Although the roots of EBITDA (used as FAVÖK in Turkey) date back to the late 1970s, it has become one of the most debated financial indicators in the business world in recent years. Once regarded as the "must-have" metric for bosses, CEOs, and investors, EBITDA is now being questioned as to whether it is a sufficient measure on its own.

The main point of criticism is that it excludes borrowing costs, tax burdens, and the real impact on cash flow. For this reason, many managers and experts argue that EBITDA is only meaningful when considered alongside indicators such as net profit and free cash flow.

The concept of EBITDA was developed in the late 1970s by American businessman and Tele-Communications CEO John Malone. The aim was to create a metric that could more clearly show the operational performance of companies growing with high debt. This approach, which bypasses taxes, interest, and non-cash expenses, became attractive to investors, especially during periods of leveraged growth. Since the 1980s, EBITDA has spread rapidly and played a central role in company valuations for many years.
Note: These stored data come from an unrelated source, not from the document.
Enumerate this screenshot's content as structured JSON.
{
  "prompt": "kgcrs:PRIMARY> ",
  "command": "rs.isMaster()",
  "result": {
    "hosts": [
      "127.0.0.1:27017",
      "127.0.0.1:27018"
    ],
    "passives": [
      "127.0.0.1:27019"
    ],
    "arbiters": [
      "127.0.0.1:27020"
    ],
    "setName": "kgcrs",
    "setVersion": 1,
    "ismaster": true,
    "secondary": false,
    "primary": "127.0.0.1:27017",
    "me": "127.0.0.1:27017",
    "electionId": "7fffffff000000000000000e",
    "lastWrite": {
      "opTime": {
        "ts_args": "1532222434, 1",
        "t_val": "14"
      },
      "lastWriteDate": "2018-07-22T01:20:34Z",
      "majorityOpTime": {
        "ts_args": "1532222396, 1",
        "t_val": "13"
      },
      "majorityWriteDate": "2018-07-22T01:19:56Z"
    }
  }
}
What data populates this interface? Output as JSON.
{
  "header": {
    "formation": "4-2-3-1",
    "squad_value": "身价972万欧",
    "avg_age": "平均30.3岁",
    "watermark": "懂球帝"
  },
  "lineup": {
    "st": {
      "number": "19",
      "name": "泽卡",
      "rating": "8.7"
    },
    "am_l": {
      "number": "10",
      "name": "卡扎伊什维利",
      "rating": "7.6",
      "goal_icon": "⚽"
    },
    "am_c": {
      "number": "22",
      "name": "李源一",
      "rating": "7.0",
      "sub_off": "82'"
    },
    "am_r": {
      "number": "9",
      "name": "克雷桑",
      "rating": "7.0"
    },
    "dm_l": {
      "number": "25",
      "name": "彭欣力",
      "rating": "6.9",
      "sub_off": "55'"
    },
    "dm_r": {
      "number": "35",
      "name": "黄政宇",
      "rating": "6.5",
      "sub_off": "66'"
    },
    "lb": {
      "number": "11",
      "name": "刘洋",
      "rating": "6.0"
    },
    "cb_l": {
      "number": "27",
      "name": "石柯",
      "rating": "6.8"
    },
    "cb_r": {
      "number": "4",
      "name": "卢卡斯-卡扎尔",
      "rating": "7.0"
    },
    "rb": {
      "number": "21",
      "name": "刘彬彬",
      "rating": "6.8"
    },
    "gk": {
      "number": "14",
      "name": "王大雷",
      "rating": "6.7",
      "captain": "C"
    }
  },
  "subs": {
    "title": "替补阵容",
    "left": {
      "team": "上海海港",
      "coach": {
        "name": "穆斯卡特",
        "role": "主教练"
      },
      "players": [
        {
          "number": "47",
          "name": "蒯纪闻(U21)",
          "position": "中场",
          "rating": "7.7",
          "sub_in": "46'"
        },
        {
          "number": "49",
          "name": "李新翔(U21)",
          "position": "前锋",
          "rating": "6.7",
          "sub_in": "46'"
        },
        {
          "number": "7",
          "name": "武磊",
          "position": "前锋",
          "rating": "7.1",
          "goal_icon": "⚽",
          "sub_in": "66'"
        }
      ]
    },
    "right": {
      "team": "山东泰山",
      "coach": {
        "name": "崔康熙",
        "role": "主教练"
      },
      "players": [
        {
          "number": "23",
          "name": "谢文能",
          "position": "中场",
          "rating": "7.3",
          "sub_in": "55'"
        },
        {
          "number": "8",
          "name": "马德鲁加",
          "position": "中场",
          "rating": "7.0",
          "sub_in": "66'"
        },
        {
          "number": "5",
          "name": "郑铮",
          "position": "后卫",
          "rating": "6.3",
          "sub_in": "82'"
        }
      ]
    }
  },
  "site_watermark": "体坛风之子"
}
One of the harshest criticisms of EBITDA came from Warren Buffett. The founder of Berkshire Hathaway argued that EBITDA is used to "dress up" financial statements and openly stated that they do not invest in companies that prioritize this metric. While not as severe as Buffett’s approach, many CEOs and finance managers today agree that EBITDA is a limited indicator.

The CEO of Diageo Turkey emphasizes that while EBITDA is useful for evaluating operational performance, it is not sufficient on its own:

"EBITDA is a good indicator for operational performance evaluation. However, it does not fully reflect financial health because it excludes borrowing costs, tax obligations, and the impact on cash flow."

According to the CEO, for a healthy performance reading, revenue growth, profitability increase, and positive cash flow must be evaluated together. Additionally, indicators such as employee engagement, ecosystem health, and stakeholder satisfaction are closely monitored.

İhsan Erbil Bayçöl, CEO of Enerjisa Üretim, points out the risk of focusing on a single financial indicator. Emphasizing that they make decisions using scenario-based projections and multiple metrics, Bayçöl says he does not agree with the "number one indicator" philosophy. A similar view is shared by Hermann Simon, author of Hidden Champions, who believes "the number one indicator is net profit."

Academic and corporate research also supports this view. According to an analysis by the American Bankruptcy Institute, one-third of companies entering bankruptcy protection programs had positive EBITDA values before entering the program. However, the free cash flows of these companies had turned negative. This picture reveals that EBITDA alone cannot reflect a company's true financial resilience.

The general trend in the business world is not to exclude EBITDA entirely, but to evaluate it alongside indicators such as cash flow, net profit, share value, customer data, and sustainability.

  • Ozan Diren (CEO, Dimes): Emphasizes that measuring success solely with financial metrics is no longer enough: "We read sustainable profitability alongside innovation, producer trust, and consumer loyalty."
  • Şükrü Bekdikhan (CEO, Mercedes-Benz Turkey): Draws attention to value-oriented growth, stating that it encompasses not only financial profitability but also customer satisfaction and sustainability.

EBITDA is still an important indicator. However, the view increasingly accepted in the business world is: It is not "Number 1" on its own.

EBITDA-focused evaluations made without considering the company's stage, industry dynamics, and economic conditions can lead to misleading results. Therefore, financial success is now measured not by a single figure, but through a multi-dimensional perspective.